Für die Bürger und Konsumenten richten sich Fragen auf das Angebot, die Eintrittspreise und die Qualität von Kultur in der Stadt. Dabei werden in der Diskussion immer wieder Vergleiche zu Städten wie bspw. Berlin, Wien, Amsterdam oder Kopenhagen gezogen. Das Interesse an kulturellen Biotopen, die explizit auch die freie Kunst‑, Kultur- und Clubszene einschließen, scheinen vielfach ausschlaggebend für die Auswahl des Wohn‑, Arbeits- und Studienortes zu sein.
Die Kulturinstitutionen
Die staatliche Kulturförderung hat in Hamburg keine alte Tradition und geht zumeist auf bürgerliche Initiativen zurück. (dazu zählen bspw. die Gründungen der heutigen Staatstheater wie auch der Bücherhallen). So ist Hamburg als alter mittel-/nordwesteuropäischer Handelsplatz und regionale Stadtmacht als ausgesprochen verspätete Kulturmetropole zu bezeichnen. Beispielhaft sei hierfür die Gründung der Universität Hamburg im Jahre 1919 genannt, also fast 600 Jahre nach der ersten Universität im deutsch geprägten akademischen Raum (in Prag).

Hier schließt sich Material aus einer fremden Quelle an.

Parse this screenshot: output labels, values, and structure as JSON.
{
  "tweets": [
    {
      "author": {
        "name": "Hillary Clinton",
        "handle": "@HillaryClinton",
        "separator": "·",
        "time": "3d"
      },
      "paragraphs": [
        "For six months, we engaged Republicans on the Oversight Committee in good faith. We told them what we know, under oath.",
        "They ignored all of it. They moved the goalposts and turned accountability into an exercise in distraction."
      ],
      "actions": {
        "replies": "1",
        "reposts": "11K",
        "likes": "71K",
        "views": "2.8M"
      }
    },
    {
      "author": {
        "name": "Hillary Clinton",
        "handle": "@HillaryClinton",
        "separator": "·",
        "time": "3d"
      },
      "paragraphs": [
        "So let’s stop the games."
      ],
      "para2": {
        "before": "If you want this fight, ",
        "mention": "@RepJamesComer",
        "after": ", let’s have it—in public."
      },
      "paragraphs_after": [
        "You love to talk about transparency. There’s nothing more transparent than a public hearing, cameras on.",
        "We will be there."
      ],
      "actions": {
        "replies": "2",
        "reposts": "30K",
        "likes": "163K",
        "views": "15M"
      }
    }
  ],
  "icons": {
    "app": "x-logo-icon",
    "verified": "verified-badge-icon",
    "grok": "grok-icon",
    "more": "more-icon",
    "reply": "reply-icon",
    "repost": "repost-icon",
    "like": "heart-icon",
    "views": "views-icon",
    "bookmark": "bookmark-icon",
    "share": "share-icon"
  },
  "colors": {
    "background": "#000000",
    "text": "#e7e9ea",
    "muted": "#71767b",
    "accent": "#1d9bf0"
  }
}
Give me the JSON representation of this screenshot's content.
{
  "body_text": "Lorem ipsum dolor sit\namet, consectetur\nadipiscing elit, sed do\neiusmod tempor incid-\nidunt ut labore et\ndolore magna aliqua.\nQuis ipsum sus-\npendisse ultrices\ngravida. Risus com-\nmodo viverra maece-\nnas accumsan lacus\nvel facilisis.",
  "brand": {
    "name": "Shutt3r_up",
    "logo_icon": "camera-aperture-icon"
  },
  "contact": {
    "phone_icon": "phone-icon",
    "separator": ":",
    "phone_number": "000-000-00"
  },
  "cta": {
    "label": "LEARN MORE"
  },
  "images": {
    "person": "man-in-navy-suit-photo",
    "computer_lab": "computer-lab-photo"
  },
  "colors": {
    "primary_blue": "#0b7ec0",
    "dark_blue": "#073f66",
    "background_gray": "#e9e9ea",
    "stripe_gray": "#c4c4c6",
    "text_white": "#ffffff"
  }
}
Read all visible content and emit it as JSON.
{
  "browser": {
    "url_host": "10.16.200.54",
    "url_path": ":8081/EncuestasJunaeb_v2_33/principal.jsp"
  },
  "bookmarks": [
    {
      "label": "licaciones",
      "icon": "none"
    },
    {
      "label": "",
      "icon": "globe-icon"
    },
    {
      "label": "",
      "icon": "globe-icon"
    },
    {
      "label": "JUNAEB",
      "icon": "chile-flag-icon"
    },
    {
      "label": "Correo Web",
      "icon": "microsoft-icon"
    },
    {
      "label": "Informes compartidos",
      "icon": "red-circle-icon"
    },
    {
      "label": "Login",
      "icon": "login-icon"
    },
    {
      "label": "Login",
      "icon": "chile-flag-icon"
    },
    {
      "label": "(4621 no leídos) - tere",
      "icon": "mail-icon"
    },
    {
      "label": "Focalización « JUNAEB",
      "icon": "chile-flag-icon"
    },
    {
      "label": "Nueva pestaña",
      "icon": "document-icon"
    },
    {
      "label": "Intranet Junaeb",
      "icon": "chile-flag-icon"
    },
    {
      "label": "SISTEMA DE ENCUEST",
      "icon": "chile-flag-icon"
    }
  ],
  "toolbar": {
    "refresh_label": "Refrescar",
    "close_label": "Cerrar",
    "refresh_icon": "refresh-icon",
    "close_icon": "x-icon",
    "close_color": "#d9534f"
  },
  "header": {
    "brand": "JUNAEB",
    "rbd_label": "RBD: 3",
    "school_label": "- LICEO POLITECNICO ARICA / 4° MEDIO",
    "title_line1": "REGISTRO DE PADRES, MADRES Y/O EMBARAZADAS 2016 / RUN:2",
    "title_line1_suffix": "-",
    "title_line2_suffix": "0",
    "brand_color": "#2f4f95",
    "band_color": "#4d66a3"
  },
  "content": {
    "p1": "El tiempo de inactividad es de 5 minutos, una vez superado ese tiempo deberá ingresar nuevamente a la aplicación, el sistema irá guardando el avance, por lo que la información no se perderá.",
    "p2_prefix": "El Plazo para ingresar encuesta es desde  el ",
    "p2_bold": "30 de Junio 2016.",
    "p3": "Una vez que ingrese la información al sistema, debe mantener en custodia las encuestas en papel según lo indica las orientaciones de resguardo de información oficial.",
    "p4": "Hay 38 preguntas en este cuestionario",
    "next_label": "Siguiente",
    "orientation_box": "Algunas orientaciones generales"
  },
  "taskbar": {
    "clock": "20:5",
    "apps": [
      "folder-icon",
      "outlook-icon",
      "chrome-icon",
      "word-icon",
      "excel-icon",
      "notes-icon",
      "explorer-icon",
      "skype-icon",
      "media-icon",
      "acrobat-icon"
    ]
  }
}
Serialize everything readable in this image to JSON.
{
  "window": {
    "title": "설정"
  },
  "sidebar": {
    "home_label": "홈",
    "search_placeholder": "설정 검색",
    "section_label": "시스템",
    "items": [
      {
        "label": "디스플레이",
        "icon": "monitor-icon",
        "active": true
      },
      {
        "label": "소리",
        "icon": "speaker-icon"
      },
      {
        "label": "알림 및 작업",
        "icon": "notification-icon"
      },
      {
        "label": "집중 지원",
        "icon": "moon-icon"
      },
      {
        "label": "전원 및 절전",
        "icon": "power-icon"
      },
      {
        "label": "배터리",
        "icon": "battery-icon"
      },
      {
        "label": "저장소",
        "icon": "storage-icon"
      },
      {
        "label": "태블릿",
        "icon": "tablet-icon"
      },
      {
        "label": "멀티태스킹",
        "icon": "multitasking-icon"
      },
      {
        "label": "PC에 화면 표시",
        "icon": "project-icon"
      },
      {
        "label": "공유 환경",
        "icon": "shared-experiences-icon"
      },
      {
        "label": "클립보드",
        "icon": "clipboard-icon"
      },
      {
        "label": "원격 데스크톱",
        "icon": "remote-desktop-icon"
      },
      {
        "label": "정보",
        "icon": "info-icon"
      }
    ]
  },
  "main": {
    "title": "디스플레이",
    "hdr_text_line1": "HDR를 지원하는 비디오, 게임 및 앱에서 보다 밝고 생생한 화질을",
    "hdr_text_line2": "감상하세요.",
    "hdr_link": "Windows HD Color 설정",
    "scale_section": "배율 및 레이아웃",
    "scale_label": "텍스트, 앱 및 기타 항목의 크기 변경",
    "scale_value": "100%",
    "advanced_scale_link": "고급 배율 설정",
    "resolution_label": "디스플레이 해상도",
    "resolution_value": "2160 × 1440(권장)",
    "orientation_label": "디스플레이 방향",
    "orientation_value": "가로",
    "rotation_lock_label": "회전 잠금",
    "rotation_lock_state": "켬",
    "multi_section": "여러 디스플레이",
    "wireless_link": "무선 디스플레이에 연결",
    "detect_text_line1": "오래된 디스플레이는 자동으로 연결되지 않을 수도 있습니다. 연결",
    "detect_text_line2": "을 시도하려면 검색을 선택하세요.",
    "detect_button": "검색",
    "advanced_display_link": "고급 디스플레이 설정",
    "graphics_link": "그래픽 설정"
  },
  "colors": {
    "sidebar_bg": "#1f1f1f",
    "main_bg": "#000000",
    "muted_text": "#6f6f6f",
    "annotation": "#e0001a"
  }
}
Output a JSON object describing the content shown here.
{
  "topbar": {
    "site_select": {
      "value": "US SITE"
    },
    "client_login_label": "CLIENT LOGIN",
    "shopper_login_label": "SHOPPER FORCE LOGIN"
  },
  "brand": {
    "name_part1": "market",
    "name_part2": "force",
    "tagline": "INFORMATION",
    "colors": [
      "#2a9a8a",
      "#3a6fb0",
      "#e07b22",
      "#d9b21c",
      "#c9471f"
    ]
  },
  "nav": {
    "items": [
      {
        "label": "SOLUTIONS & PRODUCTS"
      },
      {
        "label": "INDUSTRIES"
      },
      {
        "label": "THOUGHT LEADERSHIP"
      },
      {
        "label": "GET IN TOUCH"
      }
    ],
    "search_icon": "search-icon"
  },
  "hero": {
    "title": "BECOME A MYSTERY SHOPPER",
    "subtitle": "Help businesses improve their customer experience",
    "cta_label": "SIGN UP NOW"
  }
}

“Ach, das waren noch Zeiten, als Hamburg unter einem Minderwertigkeitskomplex litt und Kulturstadt werden wollte.” schreibt Evelyn Finger in DIE ZEIT vom 30. September dieses Jahres. Insofern ist die Kulturferne dieser Stadt und die Frage nach dem ökonomischen Nutzen des kulturellen Charakters einer Stadt hier nicht neu. Neu scheint hingegen zu sein, daß dieser Mangel an kultureller Tragweite Hamburgs, gerade in Relation zu anderen, häufig viel weniger reichen und kleineren europäischen Großstädten, der aktuellen Kulturpolitik nicht mehr peinlich zu sein scheint. Vielmehr wird nun auf importierte Kunst und Kultur gesetzt in Form von Festivals, Events, Gastspielen und Musicals — mit den Künstlern anderer Städte. Hamburg hatte mal den Anspruch (und bis in die späten 1980er Jahre dafür auch entsprechendes Geld ausgegeben), seinerseits und mit seinen eigenen Künstlern in andere Städte auszustrahlen.
Die Schaffenden
Die Kunstproduktion in Hamburg leidet seit den 1990er Jahren unter stagnierender (und sinkender) Kulturförderung. Das betrifft den akademischen Ausbildungsbetrieb genauso wie die Förderung von freiem Kulturschaffen (die in Hamburg in Relation zu bspw. Wien quasi gar nicht vorkommt), wie auch die großen Rennomierbetriebe wie die großen Staatstheater, wo hinter den feudalen Fassaden zu teils unglaublich schwachen Konditionen kulturelle Höchstleistungen gebracht werden sollen. Gepaart mit den enormen Lebenshaltungskosten macht das Hamburg als Standort für Kulturschaffende immer weniger attraktiv. Das Klima ist inzwischen als teils offen feindselig zu bezeichnen. Man hört soetwas wie: Wer jetzt noch nicht in Berlin oder Wien ist, hat andere Gründe als professionelle.
Das Publikum
Das Publikum ist so vielfältig wie eine Stadt von zwei Millionen Einwohnern selbst. Die Frage nach der Zweckmäßigkeit der Förderung der Staatstheater gegenüber der Rentabilität der Musicals stellt sich eventuell genauso wenig oder viel wie der Versuch Tele5 gegen Phoenix auszuspielen: Es sind andere Bedürfnisse und andere Aufgaben, die zu erledigen sind.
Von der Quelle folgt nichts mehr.